Valentine’s Day ignites false sense of love through materialism


By Michael Santone, Associate Editor

For many, the celebration of St. Valentine’s Day is etched in an atmospheric romance of greeting cards, candle lit dinners and the occasional afterglow of holiday lust.

Scented bouquets of red roses are ordered by lovers for lovers, as boyfriends, girlfriends and secret admirers douse each other in heart shaped boxes of chocolates, sealed with kisses.

The craze, which seems to resurface about three months before February, invades department stores with oversized teddy bears cascading from display shelves of purple and pink signage.

Even television programming succumbs to the fever of Valentine’s Day with reruns of “Flavor of Love” and eager advertisements from the Shane Company reminding love-struck shoppers of their “friend in the diamond business.”

And when Feb. 14 finally arrives everyone morphs into love-sick zombies clad in XOXO sweatshirts and red glitter head boppers that rattle with every twist of the neck.

Yes, you’ve seen them.

But these are not the reasons I came to loathe the celebration of love and affection.

I mean, how can I blame society for its overzealous approach to Valentine’s Day when we’ve been conned since childhood to hand out cards, with pictures of Scooby-Doo posed on a bed of roses, to our classmates.

And it doesn’t stop there.

Year after year things only get more complicated with the pressure of personalized gift baskets for your high school sweetheart, while practicing the steps for the lovey-dovey couples school dance.

Growing up, my views on Valentine’s Day have always been that it’s a cruel and unusual holiday.

This may be due to my fascination with the roots of the celebration.

The origins are dark and bloody. Legends of Saint Valentine range from his imprisonment for helping Christians escape the harsh Roman prisons, to him secretly continuing to marry young couples under the dictatorship of Claudius who would eventually find out and order Saint Valentine’s death.

Sounds like a fantastic plot for a “made for TV” romance movie on the Hallmark Channel starring Candace Cameron-Bure and Dean Cain, no?

Anyway, the tradition and celebration of Valentine’s Day would evolve over time since its inception during the  Middle Ages.

Tales of love letters, sacrifices and beheadings litter its history, as stories of young women, who are gently whipped by men with strips of goat hide dipped in blood, embark on their journey for true romance.
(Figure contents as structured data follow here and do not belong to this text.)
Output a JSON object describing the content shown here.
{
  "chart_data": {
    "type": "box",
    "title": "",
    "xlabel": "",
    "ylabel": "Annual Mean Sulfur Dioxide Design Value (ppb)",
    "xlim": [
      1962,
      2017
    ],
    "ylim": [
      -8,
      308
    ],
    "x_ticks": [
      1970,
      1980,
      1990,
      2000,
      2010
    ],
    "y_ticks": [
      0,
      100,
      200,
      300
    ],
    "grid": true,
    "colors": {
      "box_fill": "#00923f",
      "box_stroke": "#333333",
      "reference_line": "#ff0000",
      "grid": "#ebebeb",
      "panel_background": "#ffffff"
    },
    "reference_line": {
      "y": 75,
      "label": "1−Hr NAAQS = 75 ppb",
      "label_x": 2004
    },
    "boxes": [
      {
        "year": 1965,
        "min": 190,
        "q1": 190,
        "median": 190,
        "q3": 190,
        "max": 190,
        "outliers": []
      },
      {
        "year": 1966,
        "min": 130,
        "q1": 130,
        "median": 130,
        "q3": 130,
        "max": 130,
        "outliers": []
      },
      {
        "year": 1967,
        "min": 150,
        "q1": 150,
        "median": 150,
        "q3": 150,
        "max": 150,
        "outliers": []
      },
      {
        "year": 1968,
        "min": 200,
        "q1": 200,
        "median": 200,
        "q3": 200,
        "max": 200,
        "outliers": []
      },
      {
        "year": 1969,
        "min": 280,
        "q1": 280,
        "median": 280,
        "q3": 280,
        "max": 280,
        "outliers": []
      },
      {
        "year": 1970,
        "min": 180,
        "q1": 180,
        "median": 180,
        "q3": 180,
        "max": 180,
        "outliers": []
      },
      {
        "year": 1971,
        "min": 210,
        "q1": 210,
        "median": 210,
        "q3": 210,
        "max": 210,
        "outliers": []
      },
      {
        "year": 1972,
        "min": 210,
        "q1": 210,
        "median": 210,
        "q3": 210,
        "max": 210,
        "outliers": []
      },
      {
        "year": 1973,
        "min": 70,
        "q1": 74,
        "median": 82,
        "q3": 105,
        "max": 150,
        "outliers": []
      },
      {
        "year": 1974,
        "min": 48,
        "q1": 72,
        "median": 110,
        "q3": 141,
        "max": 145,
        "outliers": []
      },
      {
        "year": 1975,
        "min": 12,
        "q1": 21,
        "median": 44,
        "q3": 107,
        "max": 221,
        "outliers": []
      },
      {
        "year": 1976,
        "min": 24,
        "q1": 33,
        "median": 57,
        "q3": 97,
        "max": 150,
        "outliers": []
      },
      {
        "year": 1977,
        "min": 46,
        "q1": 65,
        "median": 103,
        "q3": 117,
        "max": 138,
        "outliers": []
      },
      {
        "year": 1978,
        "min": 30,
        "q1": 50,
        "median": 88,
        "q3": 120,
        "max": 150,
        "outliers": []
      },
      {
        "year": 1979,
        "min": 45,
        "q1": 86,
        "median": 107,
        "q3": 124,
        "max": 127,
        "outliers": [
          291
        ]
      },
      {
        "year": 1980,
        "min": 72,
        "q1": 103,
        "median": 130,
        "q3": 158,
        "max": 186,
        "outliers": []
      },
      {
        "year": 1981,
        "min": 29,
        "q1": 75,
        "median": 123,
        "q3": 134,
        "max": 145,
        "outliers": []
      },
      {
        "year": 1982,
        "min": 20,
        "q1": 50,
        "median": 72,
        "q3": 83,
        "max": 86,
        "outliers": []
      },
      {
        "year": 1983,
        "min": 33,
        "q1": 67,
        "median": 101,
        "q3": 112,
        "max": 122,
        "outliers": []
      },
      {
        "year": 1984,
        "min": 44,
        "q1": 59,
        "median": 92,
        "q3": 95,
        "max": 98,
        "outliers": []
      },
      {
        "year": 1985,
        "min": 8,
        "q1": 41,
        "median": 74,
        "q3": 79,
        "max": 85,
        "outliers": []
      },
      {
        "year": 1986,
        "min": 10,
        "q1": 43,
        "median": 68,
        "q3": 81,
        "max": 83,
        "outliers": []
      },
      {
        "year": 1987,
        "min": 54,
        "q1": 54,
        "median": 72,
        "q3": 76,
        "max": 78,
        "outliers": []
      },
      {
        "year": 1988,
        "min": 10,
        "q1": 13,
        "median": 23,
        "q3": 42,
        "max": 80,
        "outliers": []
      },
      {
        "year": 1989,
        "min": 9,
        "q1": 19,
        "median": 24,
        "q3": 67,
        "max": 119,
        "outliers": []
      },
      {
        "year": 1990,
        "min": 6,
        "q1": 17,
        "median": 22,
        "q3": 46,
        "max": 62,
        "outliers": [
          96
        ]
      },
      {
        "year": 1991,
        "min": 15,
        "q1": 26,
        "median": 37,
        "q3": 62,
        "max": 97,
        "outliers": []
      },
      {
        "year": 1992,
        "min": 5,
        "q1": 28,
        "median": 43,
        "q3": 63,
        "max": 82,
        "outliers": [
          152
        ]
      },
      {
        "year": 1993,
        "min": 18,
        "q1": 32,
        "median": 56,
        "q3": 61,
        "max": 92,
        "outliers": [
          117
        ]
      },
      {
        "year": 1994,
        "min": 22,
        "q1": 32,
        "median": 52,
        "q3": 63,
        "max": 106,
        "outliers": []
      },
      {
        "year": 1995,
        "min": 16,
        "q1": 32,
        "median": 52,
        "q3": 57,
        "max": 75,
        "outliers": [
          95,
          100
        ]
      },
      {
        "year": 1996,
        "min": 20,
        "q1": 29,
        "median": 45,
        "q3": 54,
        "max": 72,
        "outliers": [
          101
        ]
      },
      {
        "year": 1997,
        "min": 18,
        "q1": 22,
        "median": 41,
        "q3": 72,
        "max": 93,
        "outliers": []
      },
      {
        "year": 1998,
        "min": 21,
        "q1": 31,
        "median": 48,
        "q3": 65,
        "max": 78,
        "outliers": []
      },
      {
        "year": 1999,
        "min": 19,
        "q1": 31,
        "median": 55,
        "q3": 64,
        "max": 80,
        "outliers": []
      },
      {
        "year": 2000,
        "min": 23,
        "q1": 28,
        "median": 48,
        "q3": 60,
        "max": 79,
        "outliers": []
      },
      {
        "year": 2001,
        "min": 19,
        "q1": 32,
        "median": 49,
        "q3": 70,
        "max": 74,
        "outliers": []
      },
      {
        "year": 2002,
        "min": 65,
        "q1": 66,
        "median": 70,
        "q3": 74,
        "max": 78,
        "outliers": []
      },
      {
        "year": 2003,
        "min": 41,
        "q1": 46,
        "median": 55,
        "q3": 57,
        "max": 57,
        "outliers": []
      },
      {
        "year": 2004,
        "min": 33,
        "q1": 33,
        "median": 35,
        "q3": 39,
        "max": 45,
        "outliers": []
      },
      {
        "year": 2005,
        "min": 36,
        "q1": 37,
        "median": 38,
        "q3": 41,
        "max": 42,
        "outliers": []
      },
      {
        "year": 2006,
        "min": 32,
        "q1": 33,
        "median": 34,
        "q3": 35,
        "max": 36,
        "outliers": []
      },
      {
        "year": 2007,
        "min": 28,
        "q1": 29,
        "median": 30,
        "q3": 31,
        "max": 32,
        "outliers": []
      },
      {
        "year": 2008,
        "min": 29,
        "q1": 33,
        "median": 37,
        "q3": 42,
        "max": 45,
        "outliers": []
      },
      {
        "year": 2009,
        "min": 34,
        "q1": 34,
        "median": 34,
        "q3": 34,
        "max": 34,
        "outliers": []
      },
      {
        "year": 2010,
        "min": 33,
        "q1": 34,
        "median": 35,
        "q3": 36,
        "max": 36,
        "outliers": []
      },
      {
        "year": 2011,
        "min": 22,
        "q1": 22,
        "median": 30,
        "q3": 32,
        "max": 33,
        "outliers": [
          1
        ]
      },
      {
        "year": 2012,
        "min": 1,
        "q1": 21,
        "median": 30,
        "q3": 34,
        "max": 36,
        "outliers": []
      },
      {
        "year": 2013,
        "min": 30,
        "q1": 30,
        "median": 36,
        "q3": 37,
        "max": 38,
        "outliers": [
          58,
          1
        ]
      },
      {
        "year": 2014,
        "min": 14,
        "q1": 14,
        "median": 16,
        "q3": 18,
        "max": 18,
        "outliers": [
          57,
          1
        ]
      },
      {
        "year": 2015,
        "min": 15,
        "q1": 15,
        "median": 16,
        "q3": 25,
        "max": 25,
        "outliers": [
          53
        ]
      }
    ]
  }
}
Of course, this is nothing similar to our modern-day celebration of Valentine’s Day, but hey, it’s fun to point out.

Although today we don’t go around striking the fannies of those we wish to be our valentine, the cruel characteristics associated with its history are mirrored in the social celebration of love and affection.

Or how I used to refer to it, the celebration of corporate marketing.

It is here where my discontent for the holiday is coupled with the cruel reality of why I came to loathe Valentine’s Day.

Now, it’s not just the corporatization of love and romance but the obsessive nature that seems to overcome those who participate in expensive gift giving and outlandish pageantry.

For couples who partake in the festivities of walking around with Edible Arrangements, big fuzzy teddy bears and balloons shaped as big pink lips, the importance seems to be placed on the value of materialistic possessions than possessing love.

It’s like that classic Valentine’s Day episode from every sitcom where husbands and boyfriends completely forget about the holiday and go on a manic race to find the perfect gift for the wife or girlfriend.

For those who are single, watching all of this go down could be amusing, to an extent.

There’s comedy gold in some hormone-induced fool purchasing two dozen roses and cheap chocolates in honor of some Saint Valentine who may or may not have been beheaded for treason.

Although seeming to get the better end of the deal on Valentine’s Day, for those who are single and lonely the constant bombardment of love and heart shaped everything can bring out an inner desire to jump from the tallest building around.

This is why the celebration of Valentine’s Day is complete torture, no matter if you are single or coupled.

And it’s the prime reason I came to loathe the holiday of love and affection.

But recently the atmospheric romance that’s plagued the week leading up to Feb. 14 has taken my views of Valentine’s Day and turned them inside out.

As the day of love nears and I’m ambushed by the scented bouquets and heart shaped boxes of chocolate, I realize I don’t want to be Claudius anymore.